Mechanical contractors onsite at high-tech fabs in Austin get up close and personal with a world few of us ever see — millions of pipes, drains, pumps, tanks, ducts, vents, compressors, boilers and conduits — which pose dangers to workers and others nearby. This infrastructure requires constant maintenance and when something goes wrong, mechanical contractors are often first on the scene dealing with signs, labels and warning devices that help communicate workplace dangers and ensure a smooth workflow.

Labeling pipes is one of the most important and labor-intensive tasks for mechanical contractors. Without labels, pipes become a lethal landmine for those performing underground maintenance and repairs. Roughly 80 percent of the labeling mechanical contractors do is pipe marking, according to an industry insider.

Custom communications

With tight deadlines and fierce competition for multi-year contracts, mechanical contractors are switching from buying pre-made signs and labels to creating their own custom visual communications onsite and on demand, because it’s impossible to predict what might happen on a jobsite. Today’s versatile industrial labeling systems generate just about every kind of sign and label to comply with ANSI, OSHA and other standards as well as company policies. Because pipes are exposed to oil and chemical spills, extreme temperatures and UV sunlight, pipe marking labels must be industrial-strength, yet easy to read from any distance.

Signage supports safety

Signs, labels and warning devices themselves alone do not prevent injury — safety programs and training are essential — but they do communicate critical information that result in workers making better safety decisions. It’s still vitally important to control exposure to the hazard and control the hazards themselves.
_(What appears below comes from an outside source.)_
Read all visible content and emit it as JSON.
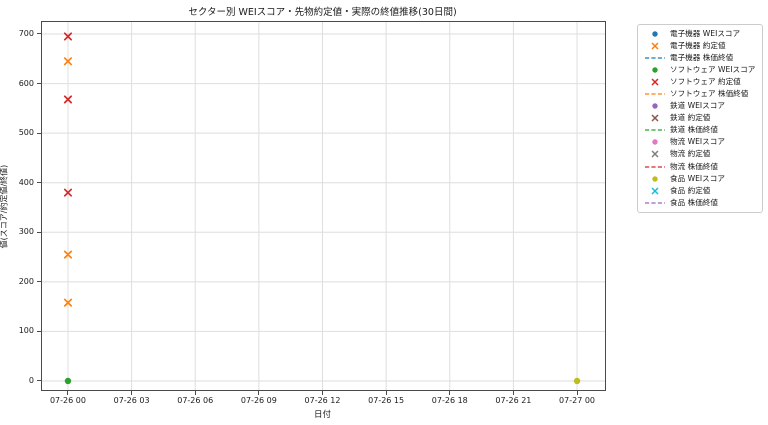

Promoting safe work habits at the job site, teaching newcomers the safe way to do a job and completing jobs safely are the three key responsibilities mechanical contractors deal with every day. Signs, labels and warning devices help mechanical contracting teams make intelligent choices — impacting both safety and quality control.

“We educate our trades to create a perimeter around construction zones and then add signage to detail the types of hazards,” said project manager Dave Straus, Trade-Mark Industrial Inc., a mechanical contractor based in Ontario, Canada. “Keeping people away from high-risk activities that our workers complete on a regular basis is critical.”

Act now

When is the best time to launch a visual communications program to support safety and efficiency goals? The quick answer is now…

• Before facility renovations and expansion

• Before new hires come onboard

• Before new standards like GHS are enforced or ANSI Z535 changes occur

• Before you’ve invested in new machinery

• Before inspections

• Before corporate mergers

• Before the next environmental disaster

• Before your company and workers are exposed to liability

• Before labels are worn and not readily visible

In addition to compromising the health and well-being of team members, co-workers, friends and family, companies that do a poor job with safety may face increased insurance costs.

“Workplace safety programs affect a company’s experience modification which in turn helps determine insurance costs,” explained Keith McNally, Strategic Business Services. “The workers’ compensation experience modification plan helps insurance companies charge companies for insurance programs based upon historical loss experience. The more companies manage risk through safety signs, labels and warning devices, the less insurance companies will charge to insure risks.”